Infiltrating al-Qaeda has been one of the CIA’s most sought-after but difficult goals, one that other foreign intelligence services have only occasionally accomplished. Candidates for Penny Lane needed legitimate terrorist connections; to be valuable to the CIA, the men had to be able to reconnect with al-Qaeda.
Prisoners agreed to cooperate for a variety of reasons, officials said. Some received assurances that the United States would resettle their families. One detainee thought al-Qaeda had perverted Islam and believed that it was his duty as a Muslim to help the CIA destroy it. Another agreed to cooperate after the agency insinuated that it would harm his children, a former official said, a threat similar to those interrogators made to self-proclaimed Sept. 11 mastermind Khalid Sheik Mohammed.
All were promised money. Exactly how much each received remains unclear. But altogether, the government paid millions for their services, officials said. The money came from a secret CIA account, code-named Pledge, that is used to pay informants, officials said.

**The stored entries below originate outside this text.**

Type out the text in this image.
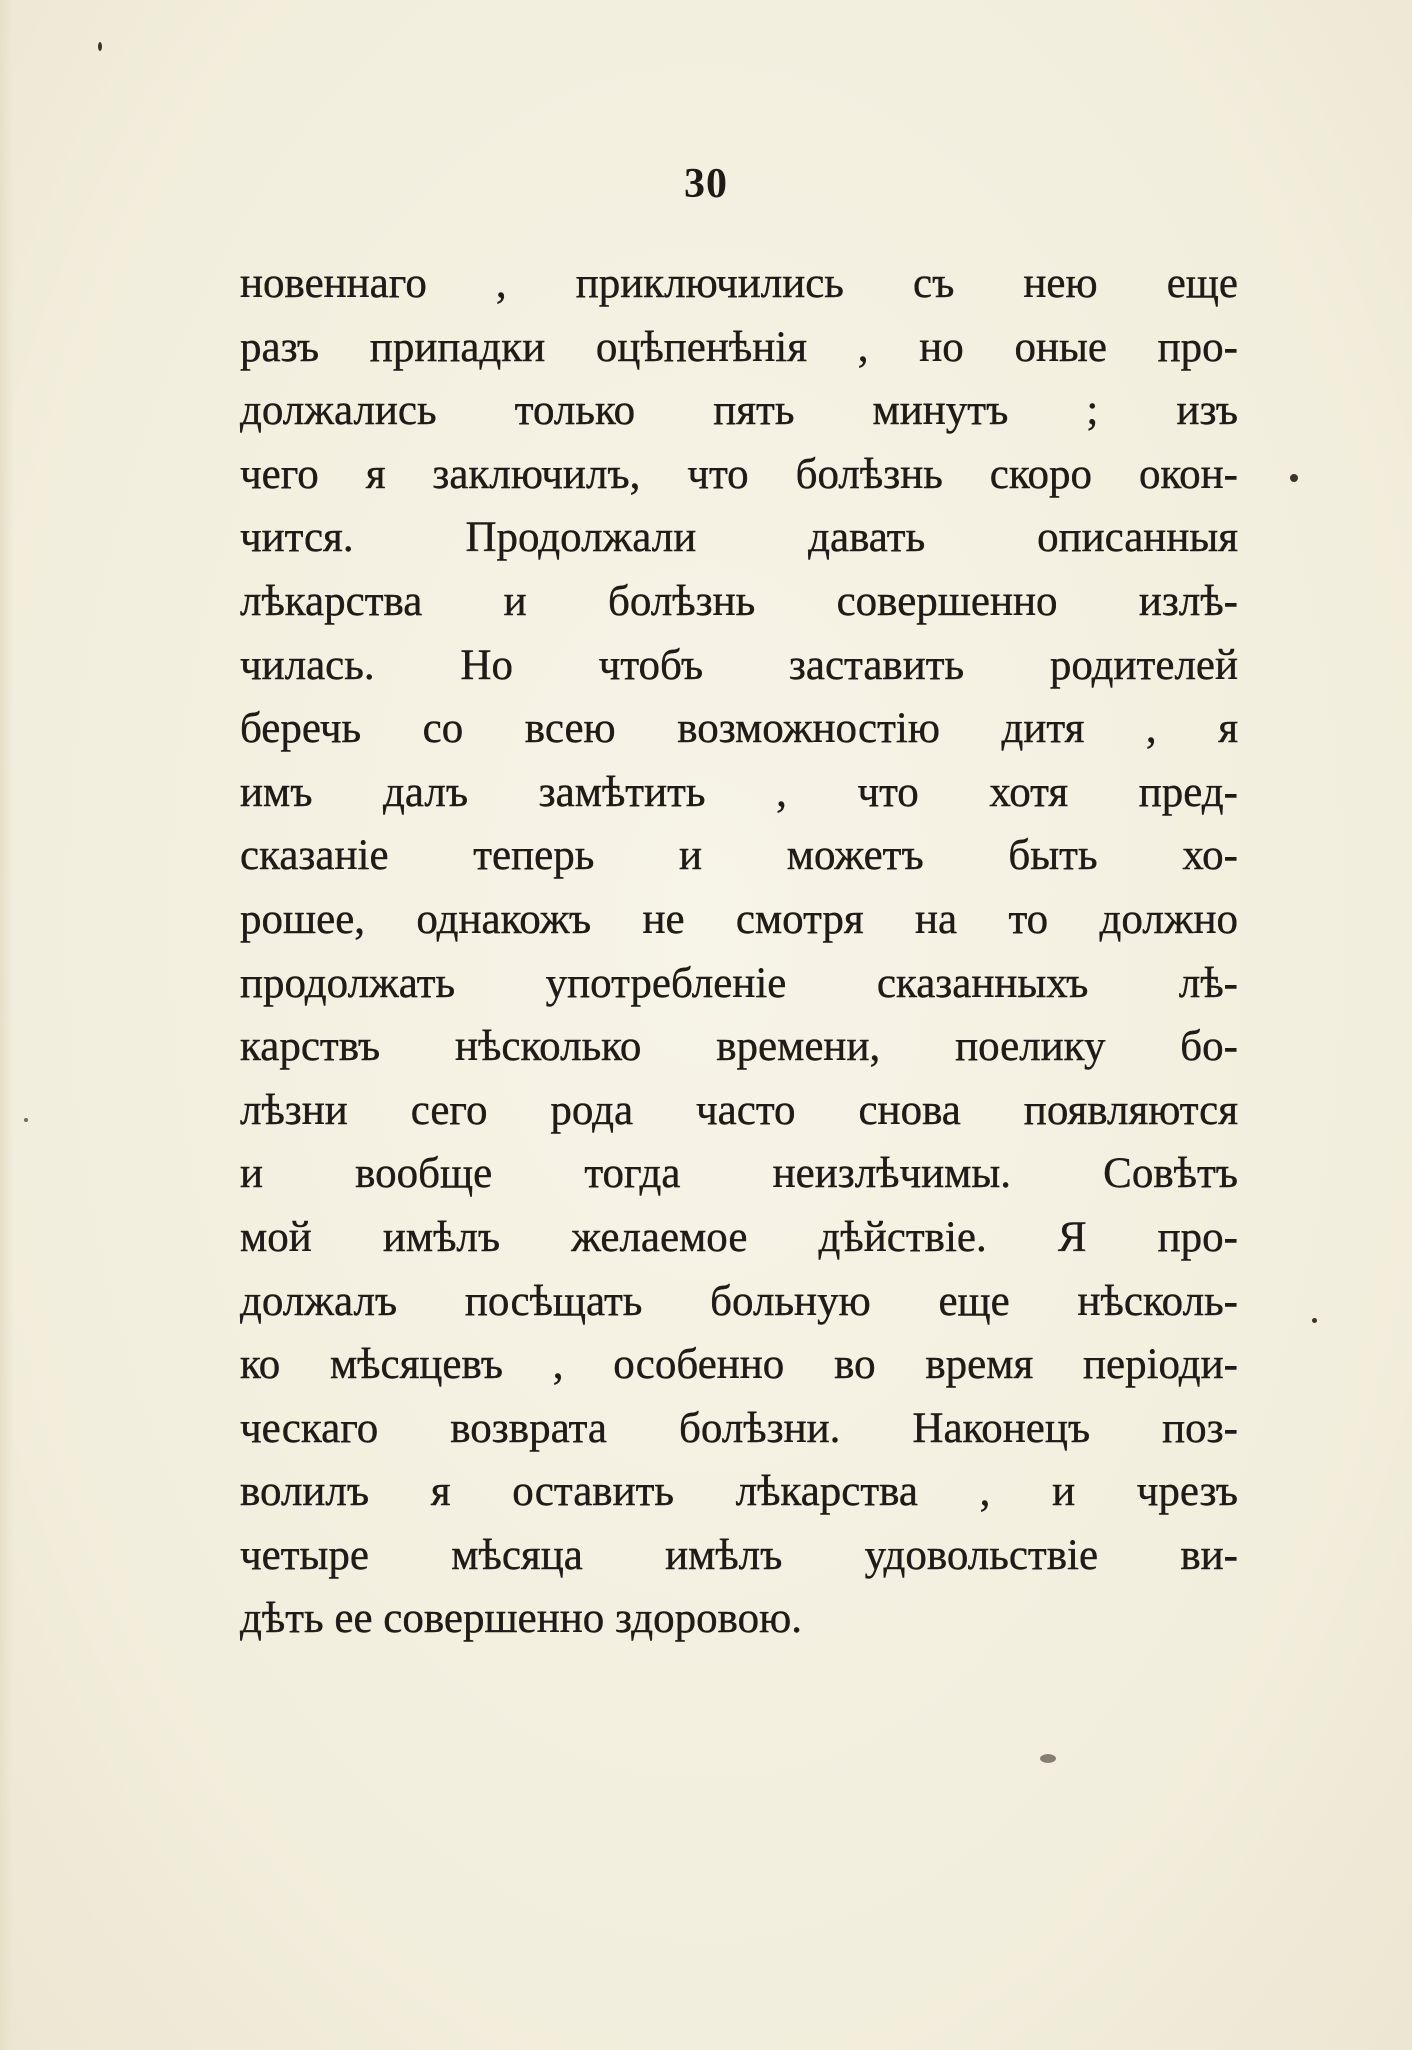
30
новеннаго , приключились съ нею еще
разъ припадки оцѣпенѣнія , но оные про-
должались только пять минутъ ; изъ
чего я заключилъ, что болѣзнь скоро окон-
чится. Продолжали давать описанныя
лѣкарства и болѣзнь совершенно излѣ-
чилась. Но чтобъ заставить родителей
беречь со всею возможностію дитя , я
имъ далъ замѣтить , что хотя пред-
сказаніе теперь и можетъ быть хо-
рошее, однакожъ не смотря на то должно
продолжать употребленіе сказанныхъ лѣ-
карствъ нѣсколько времени, поелику бо-
лѣзни сего рода часто снова появляются
и вообще тогда неизлѣчимы. Совѣтъ
мой имѣлъ желаемое дѣйствіе. Я про-
должалъ посѣщать больную еще нѣсколь-
ко мѣсяцевъ , особенно во время періоди-
ческаго возврата болѣзни. Наконецъ поз-
волилъ я оставить лѣкарства , и чрезъ
четыре мѣсяца имѣлъ удовольствіе ви-
дѣть ее совершенно здоровою.
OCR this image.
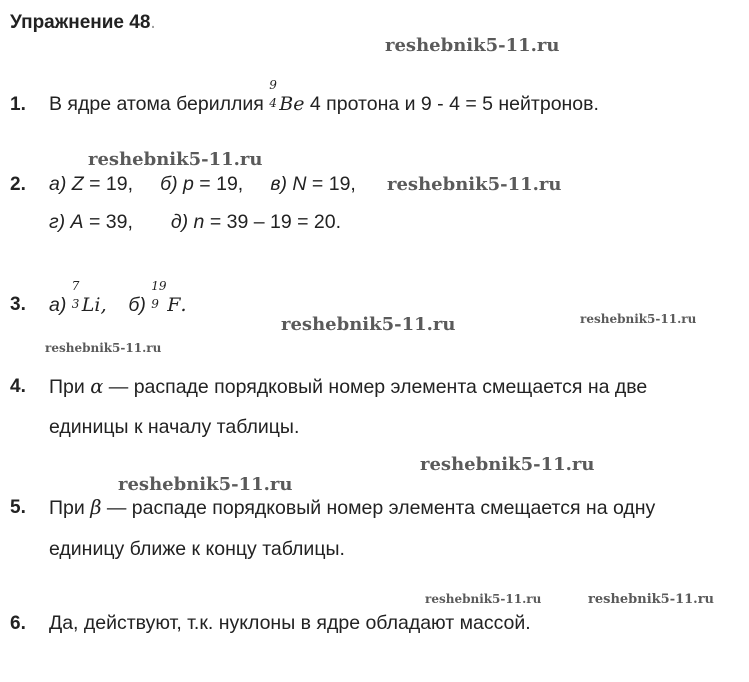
Упражнение 48.
1. В ядре атома бериллия
9
4 Be 4 протона и 9 - 4 = 5 нейтронов.
2. а) Z = 19, б) p = 19, в) N = 19,
г) A = 39, д) n = 39 – 19 = 20.
3. а)
7
3 Li, б)
19
9 F.
4. При α — распаде порядковый номер элемента смещается на две
единицы к началу таблицы.
5. При β — распаде порядковый номер элемента смещается на одну
единицу ближе к концу таблицы.
6. Да, действуют, т.к. нуклоны в ядре обладают массой.
reshebnik5-11.ru
reshebnik5-11.ru
reshebnik5-11.ru
reshebnik5-11.ru	reshebnik5-11.ru
reshebnik5-11.ru
reshebnik5-11.ru
reshebnik5-11.ru
reshebnik5-11.ru	reshebnik5-11.ru
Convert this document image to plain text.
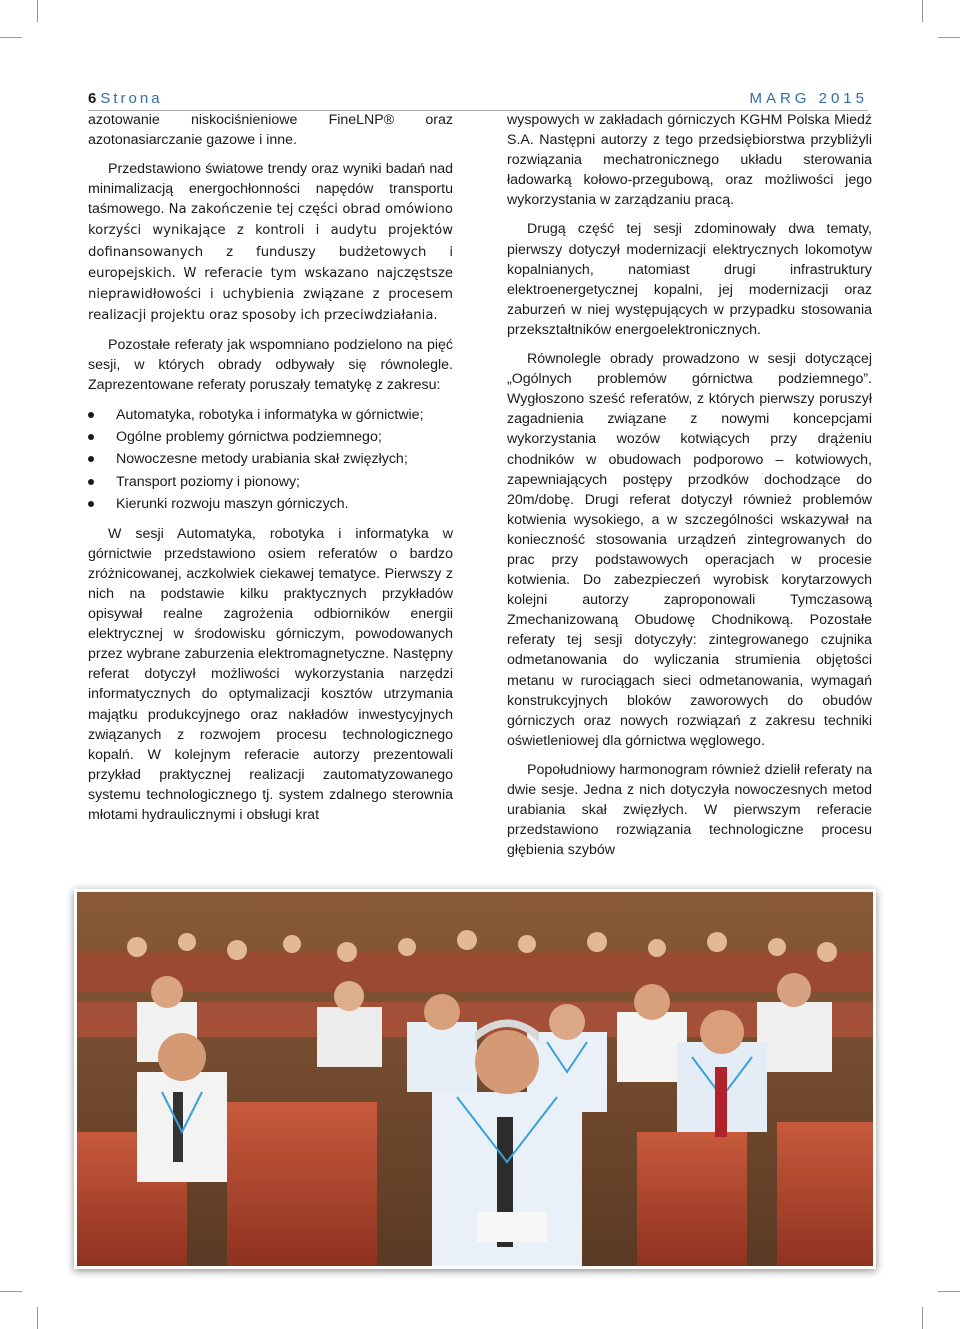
6 Strona	MARG 2015

azotowanie niskociśnieniowe FineLNP® oraz azotonasiarczanie gazowe i inne.

Przedstawiono światowe trendy oraz wyniki badań nad minimalizacją energochłonności napędów transportu taśmowego. Na zakończenie tej części obrad omówiono korzyści wynikające z kontroli i audytu projektów dofinansowanych z funduszy budżetowych i europejskich. W referacie tym wskazano najczęstsze nieprawidłowości i uchybienia związane z procesem realizacji projektu oraz sposoby ich przeciwdziałania.

Pozostałe referaty jak wspomniano podzielono na pięć sesji, w których obrady odbywały się równolegle. Zaprezentowane referaty poruszały tematykę z zakresu:

Automatyka, robotyka i informatyka w górnictwie;
Ogólne problemy górnictwa podziemnego;
Nowoczesne metody urabiania skał zwięzłych;
Transport poziomy i pionowy;
Kierunki rozwoju maszyn górniczych.

W sesji Automatyka, robotyka i informatyka w górnictwie przedstawiono osiem referatów o bardzo zróżnicowanej, aczkolwiek ciekawej tematyce. Pierwszy z nich na podstawie kilku praktycznych przykładów opisywał realne zagrożenia odbiorników energii elektrycznej w środowisku górniczym, powodowanych przez wybrane zaburzenia elektromagnetyczne. Następny referat dotyczył możliwości wykorzystania narzędzi informatycznych do optymalizacji kosztów utrzymania majątku produkcyjnego oraz nakładów inwestycyjnych związanych z rozwojem procesu technologicznego kopalń. W kolejnym referacie autorzy prezentowali przykład praktycznej realizacji zautomatyzowanego systemu technologicznego tj. system zdalnego sterownia młotami hydraulicznymi i obsługi krat

wyspowych w zakładach górniczych KGHM Polska Miedź S.A. Następni autorzy z tego przedsiębiorstwa przybliżyli rozwiązania mechatronicznego układu sterowania ładowarką kołowo-przegubową, oraz możliwości jego wykorzystania w zarządzaniu pracą.

Drugą część tej sesji zdominowały dwa tematy, pierwszy dotyczył modernizacji elektrycznych lokomotyw kopalnianych, natomiast drugi infrastruktury elektroenergetycznej kopalni, jej modernizacji oraz zaburzeń w niej występujących w przypadku stosowania przekształtników energoelektronicznych.

Równolegle obrady prowadzono w sesji dotyczącej „Ogólnych problemów górnictwa podziemnego”. Wygłoszono sześć referatów, z których pierwszy poruszył zagadnienia związane z nowymi koncepcjami wykorzystania wozów kotwiących przy drążeniu chodników w obudowach podporowo – kotwiowych, zapewniających postępy przodków dochodzące do 20m/dobę. Drugi referat dotyczył również problemów kotwienia wysokiego, a w szczególności wskazywał na konieczność stosowania urządzeń zintegrowanych do prac przy podstawowych operacjach w procesie kotwienia. Do zabezpieczeń wyrobisk korytarzowych kolejni autorzy zaproponowali Tymczasową Zmechanizowaną Obudowę Chodnikową. Pozostałe referaty tej sesji dotyczyły: zintegrowanego czujnika odmetanowania do wyliczania strumienia objętości metanu w rurociągach sieci odmetanowania, wymagań konstrukcyjnych bloków zaworowych do obudów górniczych oraz nowych rozwiązań z zakresu techniki oświetleniowej dla górnictwa węglowego.

Popołudniowy harmonogram również dzielił referaty na dwie sesje. Jedna z nich dotyczyła nowoczesnych metod urabiania skał zwięzłych. W pierwszym referacie przedstawiono rozwiązania technologiczne procesu głębienia szybów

Al-Qaeda suspected that the CIA would attempt a program like this, and its operatives have been very suspicious of former Guantanamo Bay detainees, intelligence officials and experts said. In one case, a former official recalled, al-Qaeda came close to discovering a double agent in its midst.
The U.S. government had such high hopes for Penny Lane that one former intelligence official recalled discussions about whether to secretly release two Pakistani men into the United States on student or business visas. The hope was that they would connect with al-Qaeda and lead authorities to members of a U.S. cell.
Another former senior intelligence official said that never happened.
Officials said the program ended in 2006 as the flow of detainees to Guantanamo Bay slowed to a trickle. The last prisoner arrived there in 2008.